Finding Beauty After Rape

Heather Gemmen
“The light turned on in my room, and I mumbled something like, ‘Steve, turn out the light. I’m trying to get some sleep.’ The light turned out, and I opened my eyes. The man standing in my bedroom was not my husband.”

It was Heather Gemmen’s worst nightmare.

She, her husband and two children lived in a dangerous neighborhood in Grand Rapids, Michigan. Crime was everywhere.

"The tension between the black and white races was tangible. It was very evident, so then you feel threatened,” Heather says... Especially the night Heather was tied up and raped at knifepoint.

“There were a few moments where I simply thought, I’m going to die. It was like it wasn’t real. I didn’t really believe this was happening. In fact, I said that to him, ‘What are you doing here?’”

It seemed like an eternity, but after an hour, the rapist left.
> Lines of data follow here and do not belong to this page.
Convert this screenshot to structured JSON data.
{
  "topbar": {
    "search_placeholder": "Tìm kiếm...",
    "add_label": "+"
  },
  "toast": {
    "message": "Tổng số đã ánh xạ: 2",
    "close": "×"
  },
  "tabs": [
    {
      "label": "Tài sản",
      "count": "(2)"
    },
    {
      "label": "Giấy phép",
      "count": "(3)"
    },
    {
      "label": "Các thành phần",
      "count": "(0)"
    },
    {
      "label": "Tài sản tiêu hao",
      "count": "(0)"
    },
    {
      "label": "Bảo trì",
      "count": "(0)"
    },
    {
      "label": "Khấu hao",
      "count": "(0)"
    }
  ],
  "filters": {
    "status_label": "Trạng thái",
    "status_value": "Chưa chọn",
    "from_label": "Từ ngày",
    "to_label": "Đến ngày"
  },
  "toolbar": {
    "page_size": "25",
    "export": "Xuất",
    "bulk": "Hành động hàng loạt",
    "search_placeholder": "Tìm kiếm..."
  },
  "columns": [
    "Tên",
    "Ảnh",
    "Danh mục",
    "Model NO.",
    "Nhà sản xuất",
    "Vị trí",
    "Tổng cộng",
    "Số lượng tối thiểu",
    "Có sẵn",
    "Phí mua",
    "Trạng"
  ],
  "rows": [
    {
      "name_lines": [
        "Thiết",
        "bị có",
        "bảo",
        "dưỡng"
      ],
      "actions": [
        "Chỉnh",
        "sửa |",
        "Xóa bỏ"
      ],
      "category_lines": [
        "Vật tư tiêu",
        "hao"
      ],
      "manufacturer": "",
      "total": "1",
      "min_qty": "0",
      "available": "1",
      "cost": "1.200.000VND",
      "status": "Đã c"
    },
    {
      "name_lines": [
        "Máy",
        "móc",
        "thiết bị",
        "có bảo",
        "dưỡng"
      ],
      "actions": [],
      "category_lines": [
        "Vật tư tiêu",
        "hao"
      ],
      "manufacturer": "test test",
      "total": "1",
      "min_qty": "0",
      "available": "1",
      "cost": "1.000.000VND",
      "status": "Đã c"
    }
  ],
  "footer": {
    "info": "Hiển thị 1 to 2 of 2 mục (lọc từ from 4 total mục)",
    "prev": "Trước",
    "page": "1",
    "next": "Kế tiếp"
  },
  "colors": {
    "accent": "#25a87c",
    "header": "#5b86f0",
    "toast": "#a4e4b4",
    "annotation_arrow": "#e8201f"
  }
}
Heather immediately went to check on her children, who were just steps from her bedroom. Surprisingly, they slept through everything and had no recollection of what happened. Heather, on the other hand, couldn’t forget.

“How could he have done this to my life? He was so selfish, so wicked. His words were vile. Disgusting like vomit on me and to think that somebody could do that to someone else. I really wanted to hurt him.”

At the same time, Heather struggled with guilt and shame.

“Anyway I could blame myself I did. Even though logically I knew it wasn’t my fault. There I am in my own home, a man raped me at knifepoint, ties me up, threatens the life of my children. I’m obviously innocent, but I didn’t feel that way.”